IDE Module 4 Lab
Table of contents
1. Introduction
In this tutorial we will be performing phylogenetic and phylodynamic analysis of a set of sequenced SARS-CoV-2 genomes and will be using this information to gain insight into the early introduction of SARS-CoV-2 into Scotland beginning around March 2020. The source of this data is available in the below study:
da Silva Filipe, A., Shepherd, J.G., Williams, T. et al. Genomic epidemiology reveals multiple introductions of SARS-CoV-2 from mainland Europe into Scotland. Nat Microbiol 6, 112–122 (2021). https://doi.org/10.1038/s41564-020-00838-z
We will be referring to this study to compare the phylogenetic trees and other results we generate to the already-published results.
The sequenced genomes from this study are available as part of the COG-UK Consortium and have already been downloaded to your machines.
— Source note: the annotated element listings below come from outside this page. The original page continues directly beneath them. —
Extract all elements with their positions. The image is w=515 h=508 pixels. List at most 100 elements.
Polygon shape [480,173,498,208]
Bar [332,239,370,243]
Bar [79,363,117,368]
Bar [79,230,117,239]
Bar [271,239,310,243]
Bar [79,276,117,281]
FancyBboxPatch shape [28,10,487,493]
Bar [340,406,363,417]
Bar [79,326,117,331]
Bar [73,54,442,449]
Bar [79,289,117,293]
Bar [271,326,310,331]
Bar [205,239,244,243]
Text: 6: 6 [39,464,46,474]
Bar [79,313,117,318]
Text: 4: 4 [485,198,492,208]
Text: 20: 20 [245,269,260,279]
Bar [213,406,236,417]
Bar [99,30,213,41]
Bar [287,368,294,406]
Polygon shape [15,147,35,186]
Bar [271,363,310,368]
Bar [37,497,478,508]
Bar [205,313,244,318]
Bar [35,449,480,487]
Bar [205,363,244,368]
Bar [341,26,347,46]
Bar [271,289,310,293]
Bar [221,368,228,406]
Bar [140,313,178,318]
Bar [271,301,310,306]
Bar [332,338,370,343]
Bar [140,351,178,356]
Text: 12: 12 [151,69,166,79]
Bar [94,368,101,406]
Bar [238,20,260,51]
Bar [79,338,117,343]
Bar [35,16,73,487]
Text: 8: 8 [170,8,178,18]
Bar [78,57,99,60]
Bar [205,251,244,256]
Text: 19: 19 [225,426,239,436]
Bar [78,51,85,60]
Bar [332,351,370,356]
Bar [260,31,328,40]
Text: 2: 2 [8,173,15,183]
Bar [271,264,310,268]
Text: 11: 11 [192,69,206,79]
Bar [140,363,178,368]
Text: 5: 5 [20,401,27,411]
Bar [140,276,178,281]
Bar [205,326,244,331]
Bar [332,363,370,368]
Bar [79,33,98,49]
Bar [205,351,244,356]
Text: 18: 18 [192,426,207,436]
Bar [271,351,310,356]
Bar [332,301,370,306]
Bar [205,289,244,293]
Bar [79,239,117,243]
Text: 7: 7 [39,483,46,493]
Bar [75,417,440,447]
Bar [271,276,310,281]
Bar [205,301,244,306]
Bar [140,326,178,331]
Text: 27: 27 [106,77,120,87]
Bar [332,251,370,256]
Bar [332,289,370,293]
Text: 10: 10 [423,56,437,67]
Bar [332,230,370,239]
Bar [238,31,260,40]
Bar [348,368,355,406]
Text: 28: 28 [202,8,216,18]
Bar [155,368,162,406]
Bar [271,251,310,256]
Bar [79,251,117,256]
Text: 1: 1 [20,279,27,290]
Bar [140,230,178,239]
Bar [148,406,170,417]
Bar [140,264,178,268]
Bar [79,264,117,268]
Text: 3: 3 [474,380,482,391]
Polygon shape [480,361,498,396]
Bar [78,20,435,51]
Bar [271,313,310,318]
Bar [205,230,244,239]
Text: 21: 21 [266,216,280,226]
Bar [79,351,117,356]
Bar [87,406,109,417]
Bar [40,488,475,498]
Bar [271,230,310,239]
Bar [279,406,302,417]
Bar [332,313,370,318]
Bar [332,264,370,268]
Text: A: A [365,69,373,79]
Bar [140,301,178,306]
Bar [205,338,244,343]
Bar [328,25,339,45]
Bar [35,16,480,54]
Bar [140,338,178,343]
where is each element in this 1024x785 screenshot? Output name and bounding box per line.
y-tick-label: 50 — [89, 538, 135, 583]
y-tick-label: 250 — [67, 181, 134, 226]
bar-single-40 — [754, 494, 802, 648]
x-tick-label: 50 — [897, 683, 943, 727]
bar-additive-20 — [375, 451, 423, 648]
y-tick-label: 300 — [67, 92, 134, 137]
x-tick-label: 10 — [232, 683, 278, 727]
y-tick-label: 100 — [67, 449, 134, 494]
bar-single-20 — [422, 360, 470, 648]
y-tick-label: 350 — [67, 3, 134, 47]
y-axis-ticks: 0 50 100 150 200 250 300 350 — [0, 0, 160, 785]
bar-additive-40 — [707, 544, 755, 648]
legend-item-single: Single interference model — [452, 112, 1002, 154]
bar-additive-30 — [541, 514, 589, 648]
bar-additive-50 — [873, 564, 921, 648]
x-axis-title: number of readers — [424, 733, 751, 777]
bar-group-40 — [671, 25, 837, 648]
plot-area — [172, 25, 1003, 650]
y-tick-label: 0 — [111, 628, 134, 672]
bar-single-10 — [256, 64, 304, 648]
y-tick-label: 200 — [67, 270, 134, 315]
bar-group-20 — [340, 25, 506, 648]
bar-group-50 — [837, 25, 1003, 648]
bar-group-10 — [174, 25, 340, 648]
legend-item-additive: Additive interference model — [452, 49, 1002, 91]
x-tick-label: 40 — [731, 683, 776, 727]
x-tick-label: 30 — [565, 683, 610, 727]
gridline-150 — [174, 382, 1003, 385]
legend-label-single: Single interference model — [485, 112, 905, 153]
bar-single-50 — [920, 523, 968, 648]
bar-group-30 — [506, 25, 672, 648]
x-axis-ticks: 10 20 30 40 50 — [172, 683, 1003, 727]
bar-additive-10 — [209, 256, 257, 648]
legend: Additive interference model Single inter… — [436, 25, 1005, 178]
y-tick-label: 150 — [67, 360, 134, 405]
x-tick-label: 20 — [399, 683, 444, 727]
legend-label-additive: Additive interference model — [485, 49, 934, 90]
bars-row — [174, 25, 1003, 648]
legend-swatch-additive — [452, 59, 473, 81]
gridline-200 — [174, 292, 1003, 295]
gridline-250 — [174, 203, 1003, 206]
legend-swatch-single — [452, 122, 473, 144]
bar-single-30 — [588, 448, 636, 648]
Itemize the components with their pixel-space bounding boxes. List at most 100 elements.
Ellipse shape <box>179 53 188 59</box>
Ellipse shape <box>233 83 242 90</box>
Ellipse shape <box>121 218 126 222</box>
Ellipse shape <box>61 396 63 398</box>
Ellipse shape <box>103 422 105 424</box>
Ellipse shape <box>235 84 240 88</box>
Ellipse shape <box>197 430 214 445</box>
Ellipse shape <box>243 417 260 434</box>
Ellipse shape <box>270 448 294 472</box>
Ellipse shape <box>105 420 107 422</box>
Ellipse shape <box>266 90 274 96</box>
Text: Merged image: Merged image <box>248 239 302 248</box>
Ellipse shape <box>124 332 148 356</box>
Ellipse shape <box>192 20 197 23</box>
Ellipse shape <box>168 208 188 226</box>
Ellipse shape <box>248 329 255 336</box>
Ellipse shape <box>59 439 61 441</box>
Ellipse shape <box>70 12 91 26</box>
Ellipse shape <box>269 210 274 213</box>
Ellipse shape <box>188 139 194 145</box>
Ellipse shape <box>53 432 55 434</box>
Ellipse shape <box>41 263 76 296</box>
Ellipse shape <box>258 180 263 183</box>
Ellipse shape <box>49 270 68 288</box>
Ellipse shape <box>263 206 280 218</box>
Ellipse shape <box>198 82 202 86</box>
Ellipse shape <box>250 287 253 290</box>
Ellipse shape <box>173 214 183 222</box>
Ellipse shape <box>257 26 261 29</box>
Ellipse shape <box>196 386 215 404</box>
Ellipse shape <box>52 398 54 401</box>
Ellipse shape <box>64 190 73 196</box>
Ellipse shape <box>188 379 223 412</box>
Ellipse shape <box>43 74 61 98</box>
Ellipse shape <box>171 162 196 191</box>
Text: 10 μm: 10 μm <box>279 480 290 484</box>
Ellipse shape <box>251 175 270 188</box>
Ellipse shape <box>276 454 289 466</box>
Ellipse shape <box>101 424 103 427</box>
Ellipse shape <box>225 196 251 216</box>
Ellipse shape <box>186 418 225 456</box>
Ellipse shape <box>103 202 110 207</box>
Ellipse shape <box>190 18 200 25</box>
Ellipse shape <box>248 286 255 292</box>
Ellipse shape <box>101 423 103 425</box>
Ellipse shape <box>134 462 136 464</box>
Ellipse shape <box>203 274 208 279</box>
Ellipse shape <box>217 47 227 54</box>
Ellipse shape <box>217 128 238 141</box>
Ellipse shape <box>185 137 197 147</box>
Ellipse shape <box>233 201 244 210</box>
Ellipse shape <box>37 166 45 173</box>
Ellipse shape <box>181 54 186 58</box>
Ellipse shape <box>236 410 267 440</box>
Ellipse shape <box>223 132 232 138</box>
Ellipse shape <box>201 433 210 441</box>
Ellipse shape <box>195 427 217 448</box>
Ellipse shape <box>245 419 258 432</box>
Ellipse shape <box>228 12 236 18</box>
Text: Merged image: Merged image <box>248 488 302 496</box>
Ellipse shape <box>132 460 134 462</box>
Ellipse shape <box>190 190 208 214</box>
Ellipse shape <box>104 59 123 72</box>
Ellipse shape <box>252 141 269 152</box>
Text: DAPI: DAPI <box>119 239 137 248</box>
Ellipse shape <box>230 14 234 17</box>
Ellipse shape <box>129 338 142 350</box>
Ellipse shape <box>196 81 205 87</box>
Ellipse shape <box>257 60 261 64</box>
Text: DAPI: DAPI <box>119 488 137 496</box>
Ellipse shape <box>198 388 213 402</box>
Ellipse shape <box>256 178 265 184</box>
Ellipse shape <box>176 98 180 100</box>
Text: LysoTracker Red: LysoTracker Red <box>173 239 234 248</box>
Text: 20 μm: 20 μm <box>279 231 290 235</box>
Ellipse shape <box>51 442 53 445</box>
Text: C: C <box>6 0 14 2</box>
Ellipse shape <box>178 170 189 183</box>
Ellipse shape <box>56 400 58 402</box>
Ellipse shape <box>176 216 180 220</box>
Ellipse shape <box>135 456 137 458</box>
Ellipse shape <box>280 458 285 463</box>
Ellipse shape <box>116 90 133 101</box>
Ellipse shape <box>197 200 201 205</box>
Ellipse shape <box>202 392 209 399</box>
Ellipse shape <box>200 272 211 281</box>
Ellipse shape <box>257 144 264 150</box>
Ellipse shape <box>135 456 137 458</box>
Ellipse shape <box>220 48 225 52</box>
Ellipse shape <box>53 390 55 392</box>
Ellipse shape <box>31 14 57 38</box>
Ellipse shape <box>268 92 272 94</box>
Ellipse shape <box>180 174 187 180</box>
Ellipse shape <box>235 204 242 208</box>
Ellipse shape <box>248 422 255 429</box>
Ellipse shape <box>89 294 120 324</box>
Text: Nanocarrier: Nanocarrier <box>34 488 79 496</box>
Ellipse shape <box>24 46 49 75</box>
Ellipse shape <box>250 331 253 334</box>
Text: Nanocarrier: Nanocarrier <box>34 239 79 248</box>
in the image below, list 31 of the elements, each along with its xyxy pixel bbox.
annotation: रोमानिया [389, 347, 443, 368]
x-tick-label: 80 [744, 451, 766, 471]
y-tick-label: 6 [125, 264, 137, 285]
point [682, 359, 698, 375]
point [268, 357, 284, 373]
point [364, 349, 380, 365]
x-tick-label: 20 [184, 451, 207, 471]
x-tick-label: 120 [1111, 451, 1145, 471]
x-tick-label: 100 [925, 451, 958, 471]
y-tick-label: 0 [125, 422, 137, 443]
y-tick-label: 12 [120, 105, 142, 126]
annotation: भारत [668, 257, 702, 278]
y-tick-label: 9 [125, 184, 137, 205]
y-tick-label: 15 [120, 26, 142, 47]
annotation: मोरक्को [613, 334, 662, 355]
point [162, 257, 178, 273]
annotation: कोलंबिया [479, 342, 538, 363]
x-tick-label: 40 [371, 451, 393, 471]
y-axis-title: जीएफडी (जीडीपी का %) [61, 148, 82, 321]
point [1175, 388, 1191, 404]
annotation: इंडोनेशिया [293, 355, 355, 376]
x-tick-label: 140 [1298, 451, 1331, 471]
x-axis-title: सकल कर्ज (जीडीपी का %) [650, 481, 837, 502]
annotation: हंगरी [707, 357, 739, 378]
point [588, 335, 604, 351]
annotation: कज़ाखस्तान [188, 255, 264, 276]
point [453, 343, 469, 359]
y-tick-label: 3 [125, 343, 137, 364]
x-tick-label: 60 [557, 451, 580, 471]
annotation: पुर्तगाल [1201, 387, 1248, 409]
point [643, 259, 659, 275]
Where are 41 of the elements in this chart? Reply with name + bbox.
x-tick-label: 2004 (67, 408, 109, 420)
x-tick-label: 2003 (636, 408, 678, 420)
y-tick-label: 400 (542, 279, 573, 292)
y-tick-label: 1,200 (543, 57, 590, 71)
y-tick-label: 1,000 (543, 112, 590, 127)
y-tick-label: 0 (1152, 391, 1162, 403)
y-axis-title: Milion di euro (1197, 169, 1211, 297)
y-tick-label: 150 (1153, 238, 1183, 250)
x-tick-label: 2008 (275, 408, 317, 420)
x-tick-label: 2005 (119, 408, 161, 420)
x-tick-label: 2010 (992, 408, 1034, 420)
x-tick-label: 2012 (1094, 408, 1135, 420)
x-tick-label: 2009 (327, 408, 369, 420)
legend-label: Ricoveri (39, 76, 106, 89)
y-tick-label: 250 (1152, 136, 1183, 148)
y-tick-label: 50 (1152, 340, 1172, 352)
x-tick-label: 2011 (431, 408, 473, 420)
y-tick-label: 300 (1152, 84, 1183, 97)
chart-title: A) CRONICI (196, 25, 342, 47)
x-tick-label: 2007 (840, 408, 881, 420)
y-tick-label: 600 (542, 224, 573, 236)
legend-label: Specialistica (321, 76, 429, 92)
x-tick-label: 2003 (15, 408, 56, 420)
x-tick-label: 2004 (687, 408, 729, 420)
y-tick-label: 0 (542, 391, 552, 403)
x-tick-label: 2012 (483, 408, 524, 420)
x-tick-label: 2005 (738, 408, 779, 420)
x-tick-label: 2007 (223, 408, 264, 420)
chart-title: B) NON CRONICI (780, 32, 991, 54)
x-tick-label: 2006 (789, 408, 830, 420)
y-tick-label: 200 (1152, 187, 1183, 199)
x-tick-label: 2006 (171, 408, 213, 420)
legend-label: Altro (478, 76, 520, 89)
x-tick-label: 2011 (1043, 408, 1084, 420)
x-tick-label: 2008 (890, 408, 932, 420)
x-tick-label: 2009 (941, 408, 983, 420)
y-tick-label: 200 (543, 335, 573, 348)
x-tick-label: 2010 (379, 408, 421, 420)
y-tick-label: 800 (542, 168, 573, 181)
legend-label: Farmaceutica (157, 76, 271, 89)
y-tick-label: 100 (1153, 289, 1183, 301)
2. List of software for tutorial
3. Exercise setup
3.1. Copy data files
To begin, we will copy over the necesssary files to ~/workspace.
Commands
cp -r ~/CourseData/IDE_data/module4/ workspace/
cd ~/workspace/module4
When you are finished with these steps you should be inside the directory /home/ubuntu/workspace/module4. You can verify this by running the command pwd.
Output after running pwd
/home/ubuntu/workspace/module4
You should also see a directory data/ in the current directory which contains all the input data. You can verify this by running ls data:
Output after running ls data
MethodsToGetData.md cog_all.2021-09-27.index cog_all.index cog_metadata_2021-09-27.csv.xz metadata.csv source_data_fig_1.xlsx
cog_all.2021-09-27.fasta.xz cog_all.fasta.xz cog_global_tree.newick.xz combine-metadata.ipynb reference
3.2. Activate environment
Next we will activate the conda environment, which will have all the tools needed by this tutorial pre-installed. To do this please run the following:
Commands
conda activate augur
You should see the command-prompt (where you type commands) switch to include (augur) at the beginning, showing you are inside this environment. You should also be able to run the augur command like augur --version and see output:
Output after running augur --version
augur 13.0.0
3.3. Find your IP address
Similar to yesterday, we will want to find the IP address of your machine on AWS so we can access some files from your machine on the web browser. To find your IP address please run:
Commands
curl http://checkip.amazonaws.com
This should print a number like XX.XX.XX.XX. Once you have your address, try going to http://IP-ADDRESS and clicking the link for module4. This page will be referred to later to view some of our output files. In addition, the link precompuated-analysis will contain all the files we will generate during this lab (phylogenetic trees, etc).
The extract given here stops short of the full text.